Washington (ANTARA) - Perdana Menteri Lebanon Najib Azmi Mikati mendesak seluruh anggota Dewan Keamanan Perserikatan Bangsa-Bangsa (DK PBB) untuk menekan Israel agar segera melakukan gencatan senjata.
"Saya hadir di sini hari ini dengan harapan kita dapat keluar dari sesi ini dengan solusi serius, berdasarkan upaya bersama seluruh anggota Dewan Keamanan, untuk menekan Israel guna mencapai gencatan senjata segera di semua lini dan memulihkan stabilitas serta keamanan di kawasan kami," kata Mikati dalam pertemuan DK PBB pada Rabu (25/9).
Mikati mengatakan bahwa PBB dibentuk untuk mempromosikan stabilitas, namun hingga kini tidak mampu menghentikan tragedi kemanusiaan yang sedang berlangsung di Timur Tengah.
Dia menambahkan bahwa Lebanon telah menjadi korban agresi dunia maya, udara, dan maritim, serta memperingatkan bahwa serangan darat dari Israel bisa berubah menjadi "perang regional besar-besaran."
Amerika Serikat dan Prancis menyatakan bahwa mereka sedang bekerja sama dengan negara-negara lain untuk mengembangkan proposal gencatan senjata yang memungkinkan para pihak untuk mendiskusikan solusi diplomatik bagi konflik ini.
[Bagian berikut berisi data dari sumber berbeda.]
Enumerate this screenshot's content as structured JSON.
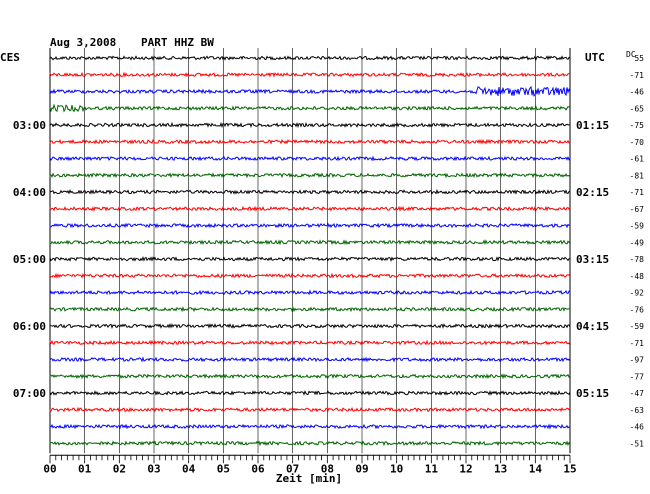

Wakil Duta Besar AS untuk PBB, Robert Wood, dalam pertemuan tersebut mengatakan bahwa Washington "sangat prihatin" dengan laporan yang menyebut ratusan warga sipil Lebanon tewas dalam beberapa hari terakhir.
Wakil Menteri Luar Negeri Rusia, Sergey Vershinin, mengatakan bahwa Moskow menyerukan gencatan senjata segera dan mengutuk serangan militer skala besar serta provokasi terhadap Lebanon.
Utusan Israel untuk PBB, Danny Danon, mengatakan kepada DK PBB bahwa Israel telah melakukan serangan presisi di Lebanon terhadap pusat komando Hizbullah, lokasi peluncuran, gudang senjata dan misil, serta kepemimpinannya.
Danon juga menuduh Iran berada di pusat kekerasan ini, dan kawasan tersebut tidak akan aman sampai jaringan tersebut dihentikan.
Sementara itu Menteri Luar Negeri Iran, Seyed Abbas Araghchi, menanggapi dengan mengatakan bahwa Israel akan membayar atas tindakannya dan seharusnya tidak lagi menjadi anggota PBB.
Diplomat tinggi Iran itu juga menuduh AS gagal mengendalikan Israel dan mengatakan bahwa pasokan peralatan militer yang terus berlangsung telah membuat Israel semakin berani melakukan tindakan keji tanpa konsekuensi.
Pada awal pertemuan, Sekretaris Jenderal PBB Antonio Guterres mengatakan bahwa kedaulatan Lebanon harus dihormati dan PBB mendukung segala upaya untuk memperkuat militer Lebanon.
Situasi di perbatasan Israel-Lebanon memburuk setelah dimulainya operasi militer Israel di Jalur Gaza pada Oktober 2023. Pasukan Pertahanan Israel dan pejuang Hizbullah hampir setiap hari terlibat baku tembak di daerah sepanjang perbatasan.
Israel mulai melakukan serangan besar-besaran di Lebanon selatan dan timur pada Senin (23/9). Jumlah korban tewas akibat serangan tersebut meningkat menjadi 558 orang, kata Menteri Kesehatan Lebanon Firass Abiad. Pejuang Hizbullah, pada gilirannya, menembakkan puluhan roket ke arah Israel utara.
Seorang perwakilan tentara Israel, Avichay Adraee, mengatakan kepada Sputnik pada Rabu bahwa Pasukan Pertahanan Israel (IDF) mungkin melancarkan serangan besar-besaran lebih lanjut terhadap target Hizbullah.
Pentagon pada Rabu mengatakan bahwa AS tidak menganggap kemungkinan serangan darat Israel ke Lebanon sebagai hal yang akan segera terjadi. Militer AS juga membantah memberikan dukungan apa pun terhadap operasi Israel yang berkaitan dengan Lebanon.
Eskalasi terbaru ini didahului oleh serangkaian ledakan alat komunikasi penyeranta (pager) dan walkie-talkie di Lebanon pada 17-18 September, yang menewaskan lebih dari 40 orang dan melukai hampir 3.500 lainnya.
Hizbullah dan otoritas Lebanon menyalahkan Israel atas ledakan tersebut, sementara Presiden Israel Isaac Herzog membantah keterlibatan negaranya dalam insiden tersebut.